That’s not to say I wasn’t ashamed, both times. I was horribly ashamed, and embarrassed – but I had it coming. I was profoundly unhappy in my marriage and was no longer willing – not for friends, family or even Jesus – to keep it going.
Excommunicated was the word I used, as it lent a hint of drama to the situation. Actually, it was a simple conversation. The minister explained that, if I pursued divorce I wouldn’t be following the church’s teachings and could no longer be welcome. I think my tears in that moment made him hopeful, that perhaps he was finally reaching me with this revelation of what I would be losing. I was saved, the deal was closed, but in truth, it never really took.
It was a bad match, much like the marriage crumbling beneath me. My relationship with Jesus was going the way of my marriage – built on good intentions, colliding with unmet expectations and finally wrecked by lies. I was breaking up with two good men – both of whom I’d been a disappointment to, and was sincerely relieved to be released from.

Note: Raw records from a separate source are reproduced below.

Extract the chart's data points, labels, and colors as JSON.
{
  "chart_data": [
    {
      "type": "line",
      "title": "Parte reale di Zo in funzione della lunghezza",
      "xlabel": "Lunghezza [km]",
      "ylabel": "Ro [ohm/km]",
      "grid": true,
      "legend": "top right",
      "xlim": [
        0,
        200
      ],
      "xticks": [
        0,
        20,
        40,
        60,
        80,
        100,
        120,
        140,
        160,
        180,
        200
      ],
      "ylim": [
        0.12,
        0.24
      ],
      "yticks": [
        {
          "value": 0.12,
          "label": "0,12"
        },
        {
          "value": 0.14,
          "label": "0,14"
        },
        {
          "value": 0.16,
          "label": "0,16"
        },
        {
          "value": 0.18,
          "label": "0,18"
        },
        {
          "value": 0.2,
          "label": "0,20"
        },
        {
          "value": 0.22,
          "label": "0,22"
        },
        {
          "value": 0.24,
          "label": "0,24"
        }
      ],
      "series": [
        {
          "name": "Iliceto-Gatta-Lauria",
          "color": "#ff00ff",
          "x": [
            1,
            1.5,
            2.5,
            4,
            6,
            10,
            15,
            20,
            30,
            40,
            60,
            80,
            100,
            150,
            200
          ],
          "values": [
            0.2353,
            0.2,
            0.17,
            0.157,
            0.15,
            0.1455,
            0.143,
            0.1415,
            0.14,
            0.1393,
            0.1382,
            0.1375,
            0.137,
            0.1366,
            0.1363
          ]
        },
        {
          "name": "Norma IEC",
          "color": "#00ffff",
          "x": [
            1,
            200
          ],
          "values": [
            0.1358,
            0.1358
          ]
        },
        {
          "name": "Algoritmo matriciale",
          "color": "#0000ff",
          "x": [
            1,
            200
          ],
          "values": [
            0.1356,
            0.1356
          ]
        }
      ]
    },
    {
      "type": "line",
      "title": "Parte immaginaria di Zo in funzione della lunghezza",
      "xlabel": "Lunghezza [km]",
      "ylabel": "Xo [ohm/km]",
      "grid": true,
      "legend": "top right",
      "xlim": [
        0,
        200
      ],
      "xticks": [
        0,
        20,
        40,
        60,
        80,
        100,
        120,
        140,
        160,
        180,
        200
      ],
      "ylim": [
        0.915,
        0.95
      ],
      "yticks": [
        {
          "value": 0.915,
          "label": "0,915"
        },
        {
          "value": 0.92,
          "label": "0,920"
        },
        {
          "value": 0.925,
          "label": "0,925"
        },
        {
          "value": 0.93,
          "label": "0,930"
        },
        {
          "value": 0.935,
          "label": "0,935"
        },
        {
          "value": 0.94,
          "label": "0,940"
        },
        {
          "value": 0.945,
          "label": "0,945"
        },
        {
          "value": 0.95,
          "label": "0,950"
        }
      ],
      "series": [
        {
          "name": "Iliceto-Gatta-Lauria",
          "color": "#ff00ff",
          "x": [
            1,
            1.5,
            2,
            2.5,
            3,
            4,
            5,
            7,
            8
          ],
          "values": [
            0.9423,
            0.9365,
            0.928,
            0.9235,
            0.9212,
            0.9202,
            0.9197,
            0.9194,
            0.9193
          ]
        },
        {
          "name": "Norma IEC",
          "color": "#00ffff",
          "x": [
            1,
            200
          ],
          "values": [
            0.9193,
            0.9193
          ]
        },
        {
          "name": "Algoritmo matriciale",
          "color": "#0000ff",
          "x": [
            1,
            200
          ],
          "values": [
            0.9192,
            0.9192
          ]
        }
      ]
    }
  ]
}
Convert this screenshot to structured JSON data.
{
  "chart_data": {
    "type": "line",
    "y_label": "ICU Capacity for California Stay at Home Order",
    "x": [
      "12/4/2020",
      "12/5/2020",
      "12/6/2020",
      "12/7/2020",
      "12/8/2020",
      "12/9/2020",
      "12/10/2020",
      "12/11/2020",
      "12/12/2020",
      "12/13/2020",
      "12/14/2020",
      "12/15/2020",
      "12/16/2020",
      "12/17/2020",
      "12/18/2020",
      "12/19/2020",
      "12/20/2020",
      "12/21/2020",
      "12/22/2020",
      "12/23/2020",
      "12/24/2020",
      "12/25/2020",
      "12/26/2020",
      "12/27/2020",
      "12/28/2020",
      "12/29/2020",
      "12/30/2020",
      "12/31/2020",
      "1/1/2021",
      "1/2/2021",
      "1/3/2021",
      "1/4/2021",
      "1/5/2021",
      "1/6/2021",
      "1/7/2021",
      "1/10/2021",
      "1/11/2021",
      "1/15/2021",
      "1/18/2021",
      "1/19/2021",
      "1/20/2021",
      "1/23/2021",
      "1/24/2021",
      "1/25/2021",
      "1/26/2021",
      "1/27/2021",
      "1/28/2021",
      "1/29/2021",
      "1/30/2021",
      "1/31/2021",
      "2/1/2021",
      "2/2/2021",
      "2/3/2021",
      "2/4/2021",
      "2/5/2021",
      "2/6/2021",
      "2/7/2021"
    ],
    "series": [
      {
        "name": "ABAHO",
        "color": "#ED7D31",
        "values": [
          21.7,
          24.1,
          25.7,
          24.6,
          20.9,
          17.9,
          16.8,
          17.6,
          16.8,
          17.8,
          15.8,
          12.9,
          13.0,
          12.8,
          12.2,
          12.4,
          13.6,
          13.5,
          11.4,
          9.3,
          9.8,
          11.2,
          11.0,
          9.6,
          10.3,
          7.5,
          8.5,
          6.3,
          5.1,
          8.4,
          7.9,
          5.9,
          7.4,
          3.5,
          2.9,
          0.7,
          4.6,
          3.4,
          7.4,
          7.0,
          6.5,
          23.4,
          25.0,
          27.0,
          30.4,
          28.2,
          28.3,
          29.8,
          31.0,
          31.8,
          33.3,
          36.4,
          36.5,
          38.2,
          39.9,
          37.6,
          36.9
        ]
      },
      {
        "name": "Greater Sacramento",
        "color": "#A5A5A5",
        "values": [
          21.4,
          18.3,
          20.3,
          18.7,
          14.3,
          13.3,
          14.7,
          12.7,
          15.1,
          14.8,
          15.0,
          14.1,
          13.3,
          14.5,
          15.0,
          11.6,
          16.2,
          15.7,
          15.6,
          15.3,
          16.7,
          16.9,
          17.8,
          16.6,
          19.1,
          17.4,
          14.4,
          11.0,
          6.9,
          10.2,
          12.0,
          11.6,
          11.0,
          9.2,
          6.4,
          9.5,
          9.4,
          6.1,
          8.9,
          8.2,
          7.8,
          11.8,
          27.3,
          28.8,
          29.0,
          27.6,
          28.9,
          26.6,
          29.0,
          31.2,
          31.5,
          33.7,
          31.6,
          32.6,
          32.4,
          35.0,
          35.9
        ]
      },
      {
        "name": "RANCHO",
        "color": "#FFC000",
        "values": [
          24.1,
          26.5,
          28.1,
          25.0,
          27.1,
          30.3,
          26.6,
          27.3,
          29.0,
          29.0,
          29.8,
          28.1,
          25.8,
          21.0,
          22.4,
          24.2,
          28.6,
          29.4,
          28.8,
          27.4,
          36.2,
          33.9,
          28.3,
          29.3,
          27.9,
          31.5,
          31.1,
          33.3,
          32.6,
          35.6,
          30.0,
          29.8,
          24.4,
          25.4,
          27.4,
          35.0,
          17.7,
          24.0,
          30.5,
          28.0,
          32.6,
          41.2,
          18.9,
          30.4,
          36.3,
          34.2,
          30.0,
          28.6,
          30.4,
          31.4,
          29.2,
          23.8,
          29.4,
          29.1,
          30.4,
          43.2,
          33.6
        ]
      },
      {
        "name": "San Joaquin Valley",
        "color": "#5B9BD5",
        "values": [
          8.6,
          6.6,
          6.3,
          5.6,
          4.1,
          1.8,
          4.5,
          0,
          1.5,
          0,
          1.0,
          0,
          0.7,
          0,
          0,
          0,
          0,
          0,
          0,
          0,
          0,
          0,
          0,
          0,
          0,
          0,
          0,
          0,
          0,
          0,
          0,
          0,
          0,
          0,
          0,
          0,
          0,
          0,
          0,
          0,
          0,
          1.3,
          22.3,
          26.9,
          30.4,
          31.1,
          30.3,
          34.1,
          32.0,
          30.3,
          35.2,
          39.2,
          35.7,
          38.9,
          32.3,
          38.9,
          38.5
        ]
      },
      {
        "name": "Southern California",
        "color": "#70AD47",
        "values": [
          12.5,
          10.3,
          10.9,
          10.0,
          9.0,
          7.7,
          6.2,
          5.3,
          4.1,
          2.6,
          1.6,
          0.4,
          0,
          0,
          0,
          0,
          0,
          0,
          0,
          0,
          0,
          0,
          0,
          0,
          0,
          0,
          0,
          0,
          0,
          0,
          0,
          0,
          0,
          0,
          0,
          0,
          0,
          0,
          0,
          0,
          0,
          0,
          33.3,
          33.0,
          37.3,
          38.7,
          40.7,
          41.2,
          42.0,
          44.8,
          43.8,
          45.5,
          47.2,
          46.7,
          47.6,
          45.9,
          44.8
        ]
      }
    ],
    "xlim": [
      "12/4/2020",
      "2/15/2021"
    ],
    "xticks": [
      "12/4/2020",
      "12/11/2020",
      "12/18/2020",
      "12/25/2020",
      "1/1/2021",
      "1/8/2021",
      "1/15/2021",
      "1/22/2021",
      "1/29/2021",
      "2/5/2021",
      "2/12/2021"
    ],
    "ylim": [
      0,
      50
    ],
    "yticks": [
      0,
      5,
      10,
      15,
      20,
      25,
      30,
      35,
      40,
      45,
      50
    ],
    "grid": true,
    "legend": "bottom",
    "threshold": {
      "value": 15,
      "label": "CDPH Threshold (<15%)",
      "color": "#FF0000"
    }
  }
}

Church members tried to convince me, talk me out of my choice, save me from myself. Even the minister’s wife tried, but I got the sense she understood better than anyone. My precariously perched soul was finally given up on, and in the end, it didn’t seem to be hard for most of them to let me go. Nor was it hard for me to go. It never fit me – like the baptismal robe, it was too heavy, even before it got wet.